The Pieces of the Calf, and How to Cook Them


Rating: 3.83 / 5.00 (18 Votes)


Total time: 45 min

Servings: 1.0 (servings)

Ingredients:








Instructions:

Neck – veal from the neck is ideal for roasts (including rolled roasts), starters, goulash and stews. It is fat-soaked and therefore remains juicy even during the long stewing time of more than one and a half hours. The meat has bite, for four people calculate at least 800 g. By the way, minced meat can also be from the neck.

Shoulder – The shoulder, which is also called loaf or possibly bow, is less fatty than the neck, but no less suitable for roasts and starters with bite (time and quantities as above). It is also used to make meatballs, in this case calculate 600 g for 4 people and a braising time of thirty minutes.

Back – The back is a tender short meat and should not be stewed for a long time. It is divided into the following pieces: * The chops, which can be purchased individually.

* The chop in one piece, called a loin, which makes a festive roast (remove the back comb to make carving easier). For 4 people calculate 1, 2 kg, roasting time in the oven at 220 °C one and a half to 1 3/4 hours.

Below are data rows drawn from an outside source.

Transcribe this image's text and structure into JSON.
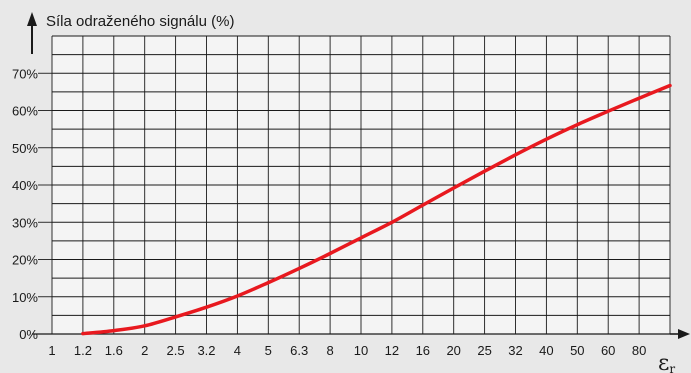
{
  "chart_data": {
    "type": "line",
    "ylabel": "Síla odraženého signálu (%)",
    "xlabel_main": "ε",
    "xlabel_sub": "r",
    "x_scale": "log",
    "x_ticks": [
      "1",
      "1.2",
      "1.6",
      "2",
      "2.5",
      "3.2",
      "4",
      "5",
      "6.3",
      "8",
      "10",
      "12",
      "16",
      "20",
      "25",
      "32",
      "40",
      "50",
      "60",
      "80"
    ],
    "y_ticks": [
      "0%",
      "10%",
      "20%",
      "30%",
      "40%",
      "50%",
      "60%",
      "70%"
    ],
    "ylim": [
      0,
      80
    ],
    "grid": true,
    "line_color": "#e8191f",
    "series": [
      {
        "values": [
          {
            "x": 1.2,
            "y": 0.1
          },
          {
            "x": 1.6,
            "y": 0.9
          },
          {
            "x": 2,
            "y": 2.2
          },
          {
            "x": 2.5,
            "y": 4.6
          },
          {
            "x": 3.2,
            "y": 7.2
          },
          {
            "x": 4,
            "y": 10.2
          },
          {
            "x": 5,
            "y": 13.8
          },
          {
            "x": 6.3,
            "y": 17.6
          },
          {
            "x": 8,
            "y": 21.6
          },
          {
            "x": 10,
            "y": 25.8
          },
          {
            "x": 12,
            "y": 30.0
          },
          {
            "x": 16,
            "y": 34.6
          },
          {
            "x": 20,
            "y": 39.2
          },
          {
            "x": 25,
            "y": 43.7
          },
          {
            "x": 32,
            "y": 48.1
          },
          {
            "x": 40,
            "y": 52.3
          },
          {
            "x": 50,
            "y": 56.2
          },
          {
            "x": 60,
            "y": 59.8
          },
          {
            "x": 80,
            "y": 63.3
          },
          {
            "x": 100,
            "y": 66.7
          }
        ]
      }
    ]
  }
}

* The kidneys are sold cut as veal steaks, or in one piece they make a very delicate roast, which takes about forty minutes in a 220 °C oven. For 4 people calculate 700 to 800 g.

* The fillet, as the noblest meat, is also correspondingly expensive. It can be roasted in one piece or possibly baked in batter, cut you get medallions and a little bit thicker fillet steaks.